Como una estatua, quieta, en medio de la escena, una mujer
de pelo negro, ondulado, y vestido con telas transparentes mira hacia el
frente, sin mostrar emoción o sentimiento alguno. Los músicos comienzan a
tocar: uno, su instrumento de cuerda. Otro, sus robustas percusiones. Y la
helena figura comienza a moverse, de forma muy sensual, hacia la derecha,
levantando su pierna izquierda y dejándola caer para dar una vuelta sobre sí
misma y hacer girar sus vestimentas. Sus brazos se mueven como lazos expuestos
al viento y consiguiendo que sus manos se fundan con el resto de sus
extremidades, homogéneas completamente. La danza recuerda a figuras esculpidas
por los grandes maestros que dominaron la técnica de paños mojados: las telas
de su traje resbalan por sus formas siguiéndola como un alma tras su cuerpo que
se queda atrás por no ser capaz de acompañar el ritmo de sus movimientos.
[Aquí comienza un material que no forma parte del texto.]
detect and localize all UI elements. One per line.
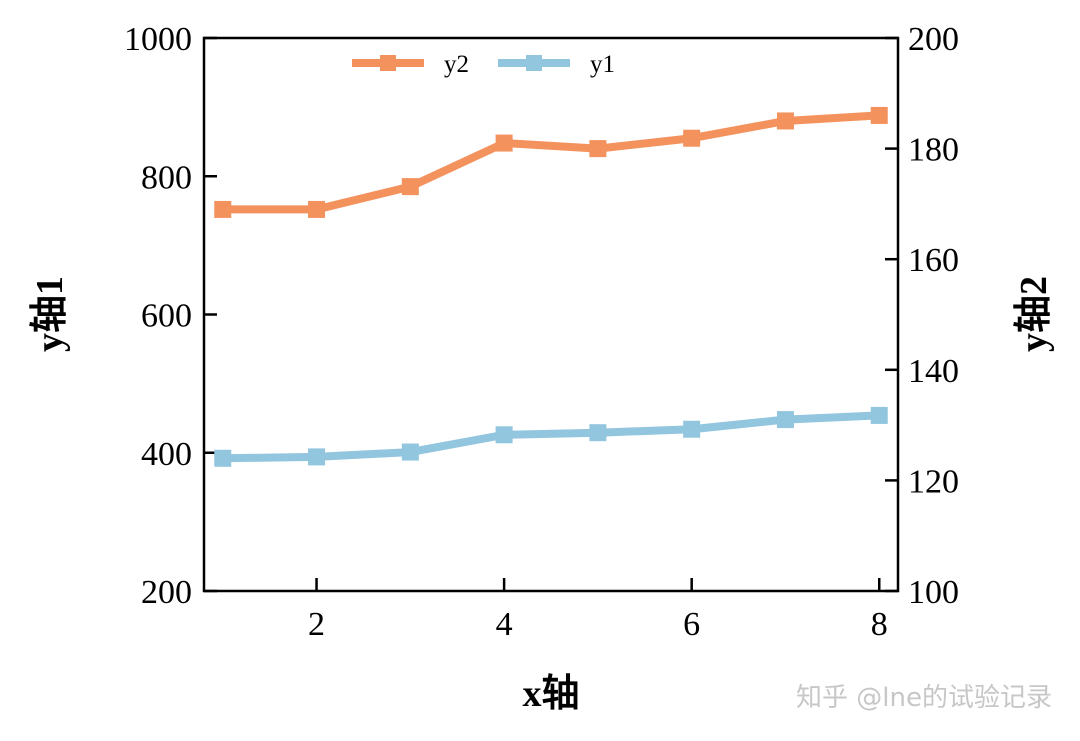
data-point-y1: [589, 424, 607, 442]
y-axis-left-title: y轴1: [29, 276, 71, 352]
x-tick-label: 2: [308, 606, 325, 643]
series-line-y1: [222, 411, 880, 463]
x-tick-label: 4: [496, 606, 513, 643]
data-point-y1: [308, 448, 326, 466]
y-left-tick-label: 400: [141, 436, 192, 473]
legend-marker-y2: [380, 55, 396, 71]
x-axis-title: x轴: [522, 673, 579, 715]
data-point-y2: [214, 200, 232, 218]
y-right-tick-label: 100: [908, 574, 959, 611]
data-point-y2: [776, 112, 794, 130]
watermark: 知乎 @lne的试验记录: [796, 683, 1052, 713]
x-tick-label: 8: [871, 606, 888, 643]
data-point-y2: [495, 134, 513, 152]
x-tick-label: 6: [683, 606, 700, 643]
tick-marks: [204, 36, 898, 593]
legend: y2 y1: [352, 51, 615, 78]
data-point-y1: [214, 449, 232, 467]
y-right-tick-label: 140: [908, 353, 959, 390]
data-point-y1: [870, 406, 888, 424]
data-point-y1: [401, 443, 419, 461]
data-point-y2: [870, 106, 888, 124]
y-left-tick-label: 800: [141, 159, 192, 196]
y-axis-right-title: y轴2: [1013, 276, 1055, 352]
series-lines: [214, 106, 888, 467]
y-left-tick-label: 600: [141, 298, 192, 335]
y-right-tick-label: 160: [908, 242, 959, 279]
tick-labels: 2 4 6 8 200 400 600 800 1000 100 120 140 160 180 200: [124, 21, 959, 643]
series-line-y2: [222, 111, 880, 214]
data-point-y2: [308, 200, 326, 218]
data-point-y2: [589, 140, 607, 158]
data-point-y1: [776, 411, 794, 429]
y-left-tick-label: 1000: [124, 21, 192, 58]
y-right-tick-label: 180: [908, 132, 959, 169]
data-point-y1: [495, 426, 513, 444]
y-right-tick-label: 120: [908, 463, 959, 500]
legend-label-y2: y2: [444, 51, 469, 78]
data-point-y2: [683, 129, 701, 147]
y-left-tick-label: 200: [141, 574, 192, 611]
legend-marker-y1: [526, 55, 542, 71]
data-point-y2: [401, 178, 419, 196]
y-right-tick-label: 200: [908, 21, 959, 58]
data-point-y1: [683, 420, 701, 438]
legend-label-y1: y1: [590, 51, 615, 78]
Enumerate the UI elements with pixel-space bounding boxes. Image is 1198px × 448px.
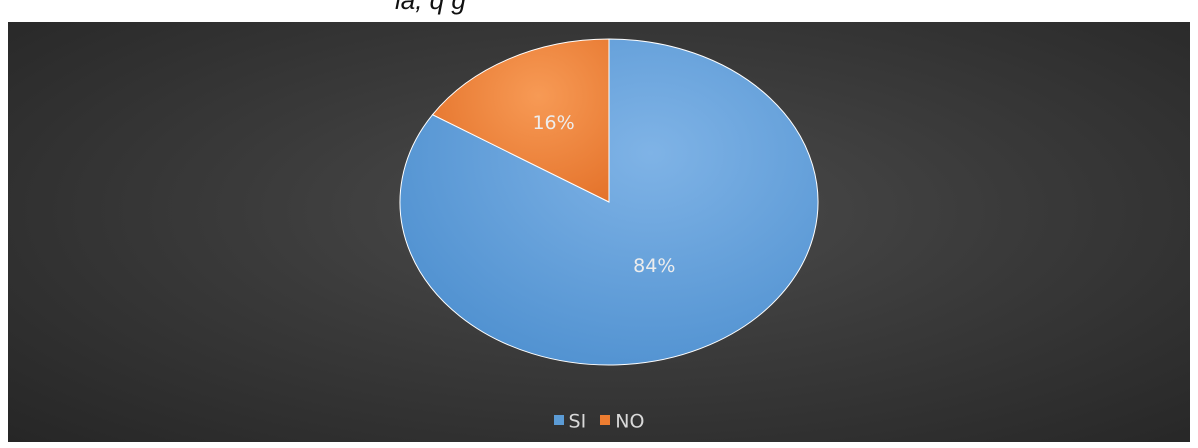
legend-swatch-si	[553, 415, 564, 425]
legend-item-no: NO	[600, 410, 645, 432]
chart-legend: SI NO	[8, 409, 1190, 432]
legend-label-si: SI	[568, 410, 587, 432]
chart-area: 84% 16% SI NO	[8, 22, 1190, 442]
cropped-caption-text: la, q g	[395, 0, 466, 15]
data-label-si: 84%	[633, 255, 675, 277]
pie-chart: 84% 16%	[399, 38, 819, 366]
pie-data-labels: 84% 16%	[532, 112, 675, 277]
pie-slice-no	[431, 38, 610, 203]
legend-swatch-no	[600, 415, 611, 425]
legend-label-no: NO	[615, 410, 645, 432]
pie-slices	[399, 38, 819, 366]
legend-item-si: SI	[553, 410, 587, 432]
cropped-caption-strip: la, q g	[0, 0, 1198, 22]
data-label-no: 16%	[532, 112, 574, 134]
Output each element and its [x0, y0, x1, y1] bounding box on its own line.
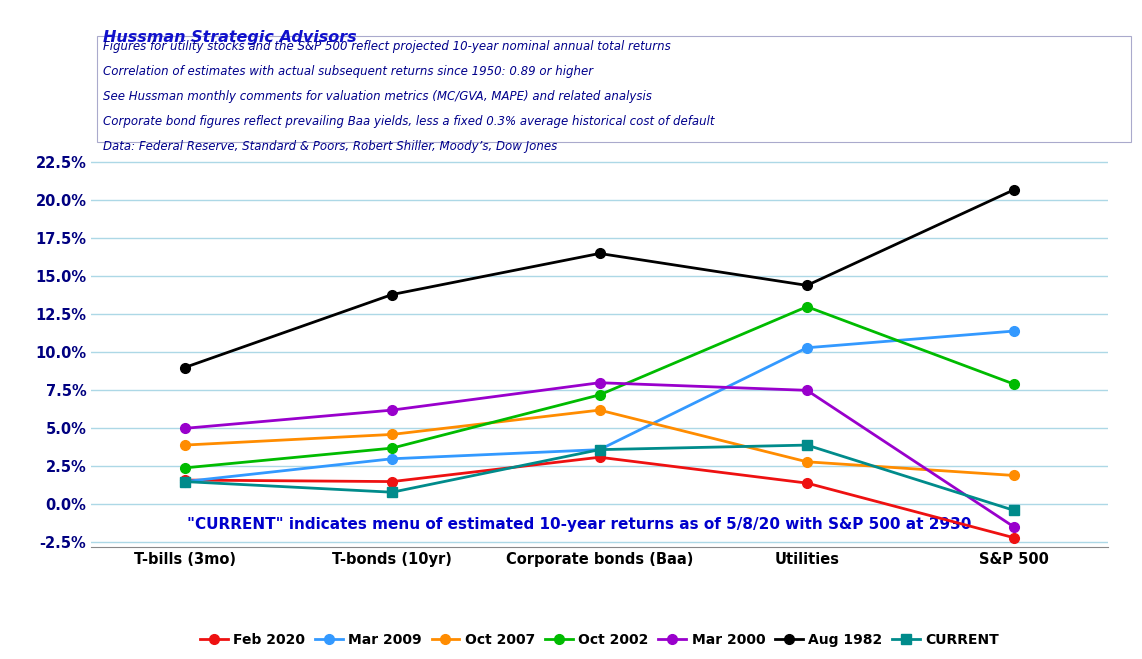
Text: "CURRENT" indicates menu of estimated 10-year returns as of 5/8/20 with S&P 500 : "CURRENT" indicates menu of estimated 10…: [187, 517, 971, 532]
Text: Data: Federal Reserve, Standard & Poors, Robert Shiller, Moody’s, Dow Jones: Data: Federal Reserve, Standard & Poors,…: [103, 140, 557, 153]
Text: Figures for utility stocks and the S&P 500 reflect projected 10-year nominal ann: Figures for utility stocks and the S&P 5…: [103, 40, 670, 53]
Text: Correlation of estimates with actual subsequent returns since 1950: 0.89 or high: Correlation of estimates with actual sub…: [103, 65, 593, 78]
Text: Corporate bond figures reflect prevailing Baa yields, less a fixed 0.3% average : Corporate bond figures reflect prevailin…: [103, 115, 714, 128]
Text: Hussman Strategic Advisors: Hussman Strategic Advisors: [103, 30, 356, 45]
Legend: Feb 2020, Mar 2009, Oct 2007, Oct 2002, Mar 2000, Aug 1982, CURRENT: Feb 2020, Mar 2009, Oct 2007, Oct 2002, …: [194, 627, 1005, 652]
Text: See Hussman monthly comments for valuation metrics (MC/GVA, MAPE) and related an: See Hussman monthly comments for valuati…: [103, 90, 652, 103]
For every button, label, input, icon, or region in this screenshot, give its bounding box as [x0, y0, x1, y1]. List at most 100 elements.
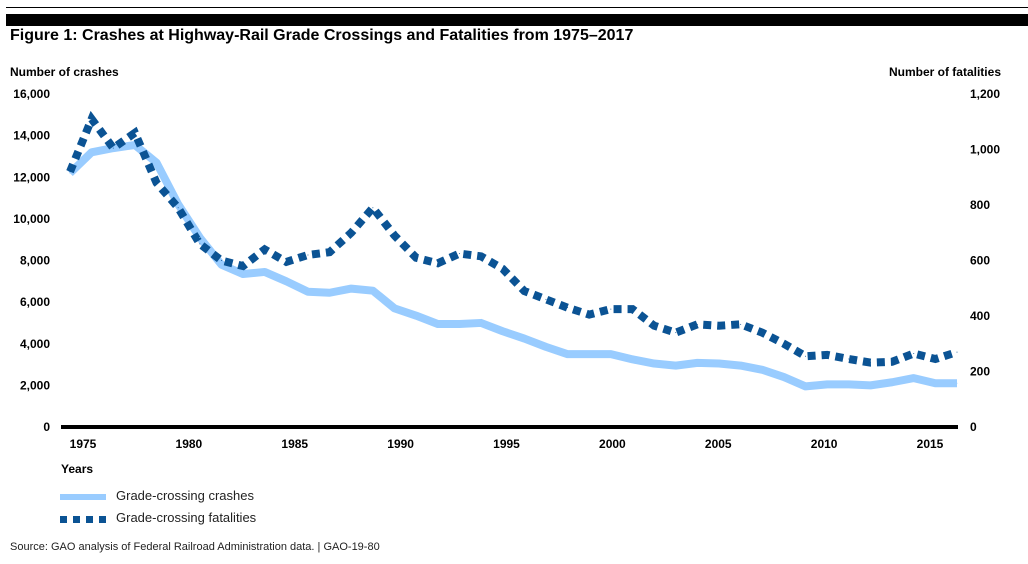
- data-point-fatalities: [91, 118, 93, 120]
- data-point-crashes: [415, 315, 417, 317]
- data-point-fatalities: [134, 132, 136, 134]
- data-point-crashes: [545, 346, 547, 348]
- data-point-crashes: [761, 369, 763, 371]
- data-point-crashes: [134, 144, 136, 146]
- data-point-crashes: [480, 322, 482, 324]
- data-point-fatalities: [956, 351, 958, 353]
- y-right-tick-label: 1,200: [970, 87, 1000, 101]
- data-point-fatalities: [156, 182, 158, 184]
- data-point-fatalities: [372, 207, 374, 209]
- data-point-fatalities: [567, 307, 569, 309]
- data-point-crashes: [394, 307, 396, 309]
- y-right-tick-label: 1,000: [970, 143, 1000, 157]
- data-point-crashes: [69, 172, 71, 174]
- data-point-crashes: [805, 385, 807, 387]
- data-point-fatalities: [415, 257, 417, 259]
- legend-dot: [99, 516, 106, 523]
- x-tick-label: 1975: [70, 437, 97, 451]
- data-point-crashes: [372, 290, 374, 292]
- legend-swatch-crashes: [60, 494, 106, 500]
- data-point-crashes: [718, 363, 720, 365]
- data-point-crashes: [523, 338, 525, 340]
- data-point-crashes: [458, 323, 460, 325]
- legend-label-crashes: Grade-crossing crashes: [116, 488, 254, 503]
- data-point-crashes: [869, 384, 871, 386]
- data-point-fatalities: [588, 314, 590, 316]
- y-left-tick-label: 4,000: [20, 337, 50, 351]
- y-right-tick-label: 400: [970, 309, 990, 323]
- series-line-crashes: [67, 140, 957, 391]
- data-point-fatalities: [718, 325, 720, 327]
- data-point-fatalities: [242, 265, 244, 267]
- data-point-fatalities: [307, 254, 309, 256]
- data-point-fatalities: [545, 298, 547, 300]
- x-axis-title: Years: [61, 462, 94, 476]
- data-point-fatalities: [696, 323, 698, 325]
- data-point-crashes: [610, 353, 612, 355]
- data-point-crashes: [956, 382, 958, 384]
- data-point-fatalities: [437, 262, 439, 264]
- x-tick-label: 1985: [281, 437, 308, 451]
- data-point-crashes: [826, 383, 828, 385]
- legend-label-fatalities: Grade-crossing fatalities: [116, 510, 257, 525]
- data-point-crashes: [675, 365, 677, 367]
- x-tick-label: 2005: [705, 437, 732, 451]
- data-point-fatalities: [69, 171, 71, 173]
- data-point-fatalities: [761, 332, 763, 334]
- data-point-crashes: [567, 353, 569, 355]
- data-point-crashes: [934, 382, 936, 384]
- header-rule-thin: [6, 7, 1028, 8]
- y-left-tick-label: 14,000: [13, 129, 50, 143]
- data-point-crashes: [848, 383, 850, 385]
- y-axis-left-ticks: 0 2,000 4,000 6,000 8,000 10,000 12,000 14,000 1…: [13, 87, 50, 434]
- data-point-crashes: [307, 291, 309, 293]
- data-point-crashes: [350, 288, 352, 290]
- data-point-crashes: [653, 363, 655, 365]
- y-left-tick-label: 16,000: [13, 87, 50, 101]
- data-point-crashes: [264, 271, 266, 273]
- data-point-crashes: [631, 358, 633, 360]
- data-point-fatalities: [740, 323, 742, 325]
- y-right-tick-label: 0: [970, 420, 977, 434]
- data-point-fatalities: [523, 290, 525, 292]
- data-point-fatalities: [826, 354, 828, 356]
- data-point-fatalities: [848, 358, 850, 360]
- data-point-fatalities: [112, 147, 114, 149]
- x-tick-label: 2000: [599, 437, 626, 451]
- data-point-fatalities: [458, 253, 460, 255]
- data-point-fatalities: [869, 362, 871, 364]
- data-point-crashes: [91, 151, 93, 153]
- data-point-crashes: [156, 162, 158, 164]
- y-left-tick-label: 2,000: [20, 378, 50, 392]
- data-point-fatalities: [480, 255, 482, 257]
- y-left-tick-label: 6,000: [20, 295, 50, 309]
- data-point-fatalities: [891, 361, 893, 363]
- data-point-crashes: [502, 330, 504, 332]
- legend-dot: [60, 516, 67, 523]
- data-point-fatalities: [350, 232, 352, 234]
- series-line-fatalities: [66, 110, 959, 367]
- data-point-fatalities: [177, 207, 179, 209]
- data-point-crashes: [242, 273, 244, 275]
- y-left-tick-label: 12,000: [13, 170, 50, 184]
- data-point-crashes: [696, 362, 698, 364]
- data-point-fatalities: [329, 251, 331, 253]
- data-point-fatalities: [502, 268, 504, 270]
- data-point-crashes: [740, 365, 742, 367]
- y-right-tick-label: 600: [970, 254, 990, 268]
- data-point-fatalities: [610, 308, 612, 310]
- figure-title: Figure 1: Crashes at Highway-Rail Grade …: [10, 27, 634, 44]
- data-point-crashes: [199, 237, 201, 239]
- legend-dot: [86, 516, 93, 523]
- data-point-fatalities: [653, 325, 655, 327]
- source-note: Source: GAO analysis of Federal Railroad…: [10, 541, 380, 553]
- y-axis-right-ticks: 0 200 400 600 800 1,000 1,200: [970, 87, 1000, 434]
- y-axis-left-title: Number of crashes: [10, 65, 119, 79]
- data-point-crashes: [329, 292, 331, 294]
- legend-swatch-fatalities: [60, 516, 106, 523]
- data-point-fatalities: [264, 248, 266, 250]
- data-point-fatalities: [394, 235, 396, 237]
- data-point-fatalities: [199, 243, 201, 245]
- legend-dot: [73, 516, 80, 523]
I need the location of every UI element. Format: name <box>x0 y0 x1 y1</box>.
Se
acerca a su público, todo masculino, y gira de uno en uno para dejar que todos
inspiren su fragancia fresca y cautivadora. Los ojos de los espectadores,
embobados, se centran en la mujer, incapaces de mirar a otro sitio: sus retinas
estaban imprimiendo en sus mentes un recuerdo que jamás podrían olvidar. La
percusión incrementa la velocidad, y con ella los movimientos de la joven: hacia
arriba y hacia abajo, de un lado a otro. Y finalmente, como traca final de un
espectáculo pirotécnico, la música calla y la mujer deja caer su cuerpo para
así por fin su ropa poder alcanzar su forma.